Again, where is this “sprinting is comparatively weak” coming from? I am not disagreeing, but I would like to hear some reasoning.
Other sports might take a few good sprinters, but the whole “NFL” thing is overrated.. Yeah there are some fast guys, but they all ran track, and some even won NCAA’s like Holliday in 2009–but was Holliday ever going 9.58?
He got knocked out of the trials in the semi’s in 2008, which was a great showing. The fastest of the fast NFL guys would be, and have been, competitive at trials up to the level of the semi’s, but to be in the rarefied top-10 all-time takes specialization, and the right sauce. Could the best-of-the-best have competed? My guess is yes, but that represents only a handful of guys—and that says nothing about the Dolt level of 9.58.
At best they would add to the body of 9.9 work, with maybe an exceptional one going 9.8 or 9.7-high. The chances of a 9.6 are infinitesimal, and the chances of a 9.5 are completely speculative. There is no good reason that I can see that either the WR would be lower than 9.58, or that anybody else would have gotten closer than 9.69.
Gatlin and Blake have both been fast, and were fast when young, like Dolt. They were beating football guys who ran track just the same, then they specialized and used, and didn’t get to 9.58.
The interesting thing is of course 19.26. While not 100m, it is temptingly suggestive of just how good the juice is.
Look at CC. There is NO WAY that he would be anywhere near his current times without it, with that form. He is just a turnover monster, neurologically supercharged. He is like Collins, with more turnout and a longer stride. If he could get to 9.76, then wow.
I don’t think selection has anything to do with the 100m WR. I think there are plenty of guys worldwide who could be pumped to 9.7.
BUT there is no indication that there is any sub-20 15-yr old other than Dolt now, no indication that there ever could have been, and no reasonable expectation that one will emerge in the next few years. Nobody is even close.
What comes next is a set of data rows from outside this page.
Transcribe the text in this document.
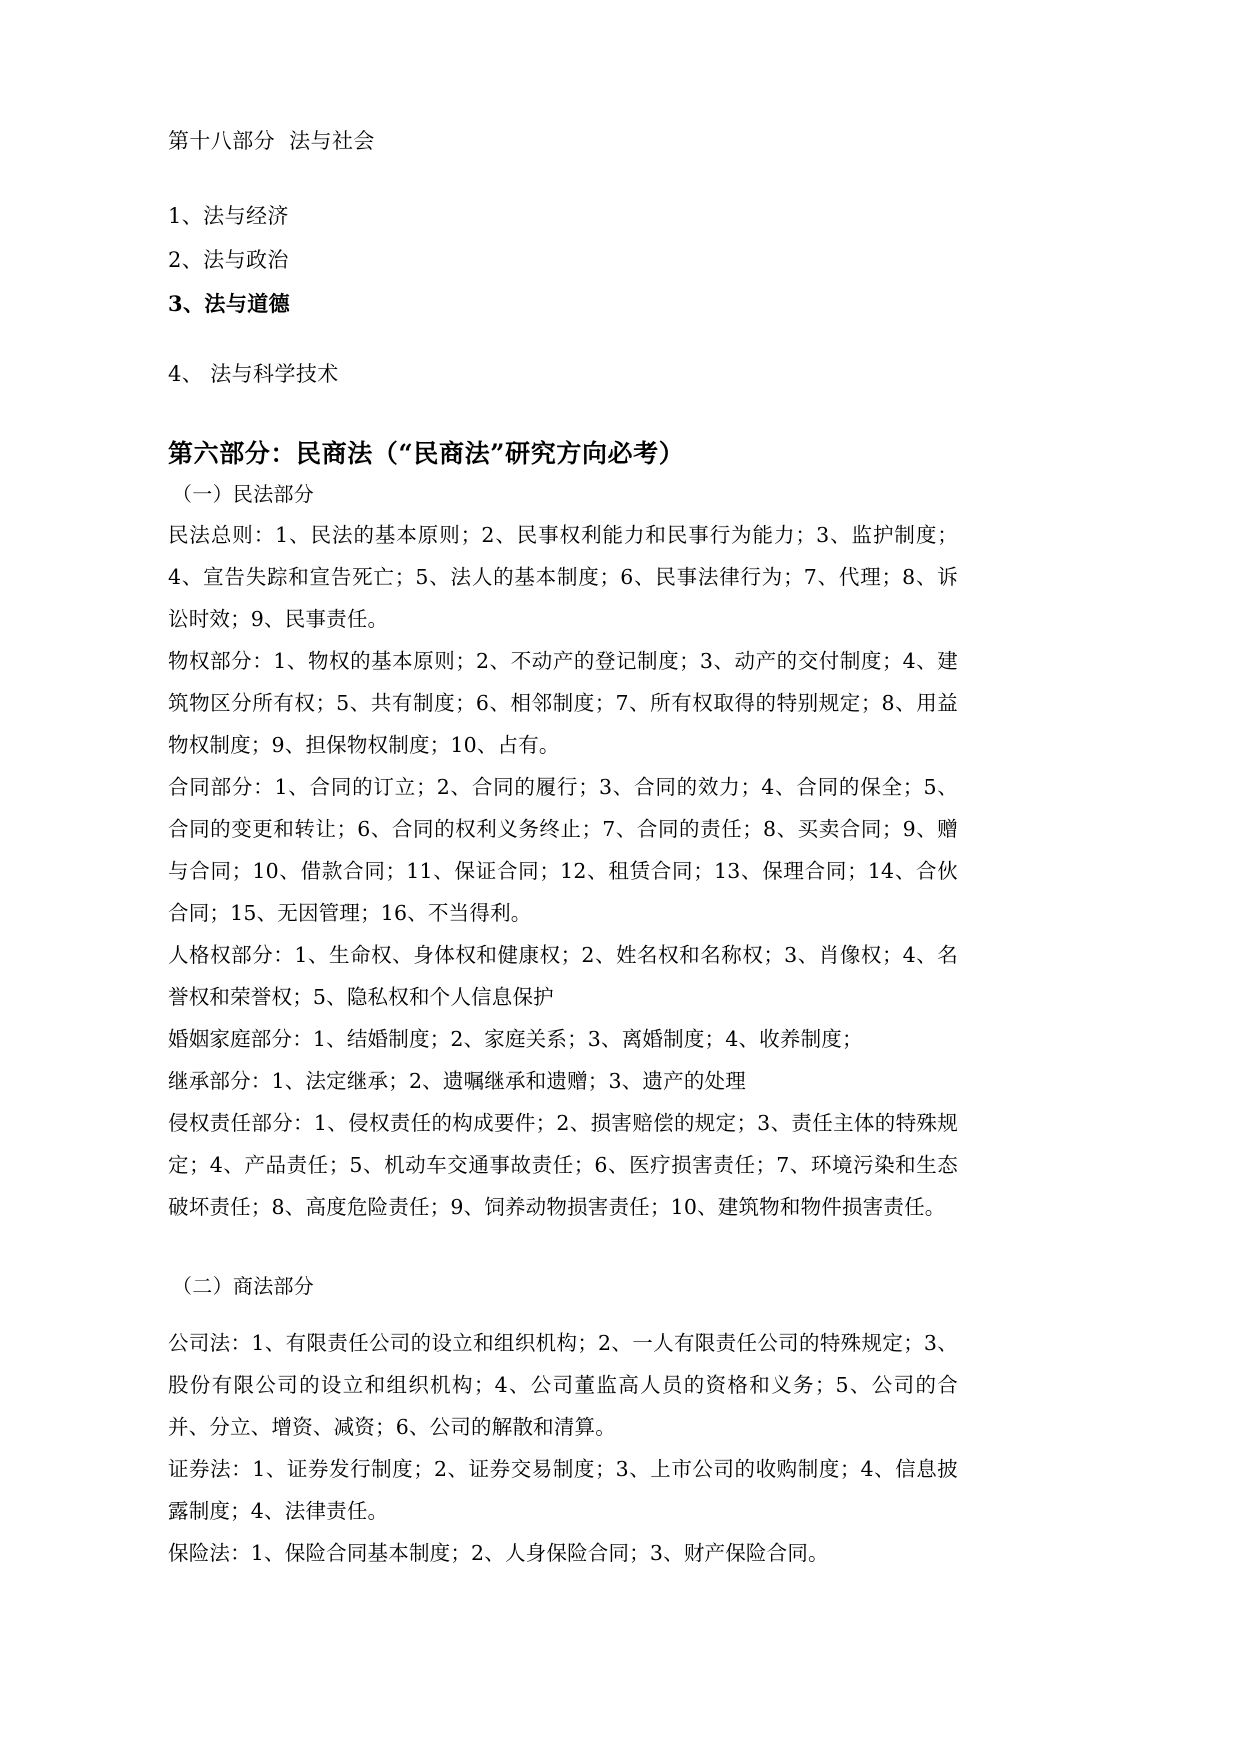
第十八部分  法与社会
1、法与经济
2、法与政治
3、法与道德
4、 法与科学技术
第六部分：民商法（“民商法”研究方向必考）
（一）民法部分

民法总则：1、民法的基本原则；2、民事权利能力和民事行为能力；3、监护制度；4、宣告失踪和宣告死亡；5、法人的基本制度；6、民事法律行为；7、代理；8、诉讼时效；9、民事责任。

物权部分：1、物权的基本原则；2、不动产的登记制度；3、动产的交付制度；4、建筑物区分所有权；5、共有制度；6、相邻制度；7、所有权取得的特别规定；8、用益物权制度；9、担保物权制度；10、占有。

合同部分：1、合同的订立；2、合同的履行；3、合同的效力；4、合同的保全；5、合同的变更和转让；6、合同的权利义务终止；7、合同的责任；8、买卖合同；9、赠与合同；10、借款合同；11、保证合同；12、租赁合同；13、保理合同；14、合伙合同；15、无因管理；16、不当得利。

人格权部分：1、生命权、身体权和健康权；2、姓名权和名称权；3、肖像权；4、名誉权和荣誉权；5、隐私权和个人信息保护

婚姻家庭部分：1、结婚制度；2、家庭关系；3、离婚制度；4、收养制度；

继承部分：1、法定继承；2、遗嘱继承和遗赠；3、遗产的处理

侵权责任部分：1、侵权责任的构成要件；2、损害赔偿的规定；3、责任主体的特殊规定；4、产品责任；5、机动车交通事故责任；6、医疗损害责任；7、环境污染和生态破坏责任；8、高度危险责任；9、饲养动物损害责任；10、建筑物和物件损害责任。

（二）商法部分

公司法：1、有限责任公司的设立和组织机构；2、一人有限责任公司的特殊规定；3、股份有限公司的设立和组织机构；4、公司董监高人员的资格和义务；5、公司的合并、分立、增资、减资；6、公司的解散和清算。

证券法：1、证券发行制度；2、证券交易制度；3、上市公司的收购制度；4、信息披露制度；4、法律责任。

保险法：1、保险合同基本制度；2、人身保险合同；3、财产保险合同。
Dolt was special. He had extreme strengths, and glaring, easily-overcome weaknesses, and in the right race segments. You could never take a young acceleration phenom like Combest and impart to him a world-beating second half. You could improve upon it, but you could never make it epic.
The start and early accel, otoh, can be made great, there is no question. Look at Dolt, his early part was as good as anybody’s, ever, once he was fine-tuned—and through training, his first half ended up the best ever.
9.58 is way down there, and is special. Exceptional raw material, the perfect cure for the weaknesses, and a system that was determined to make it happen.
How do you get that in distance? Look at Komen—what was he like before the insanity? What were his strengths, and weaknesses? He TT’d much of those races, and lived to tell about it. I think distance guys have been tuned just as much, to the point where they have no weakness. What was Bekele’s weakness at his peak? None. El G’s? None.
Dolt was unique in that he had both extreme talent and extreme weakness, of the right sort, at the same time.
Maybe there is a similar distance great, honestly IDK—but if not, 9.58 may really be a “stronger” record.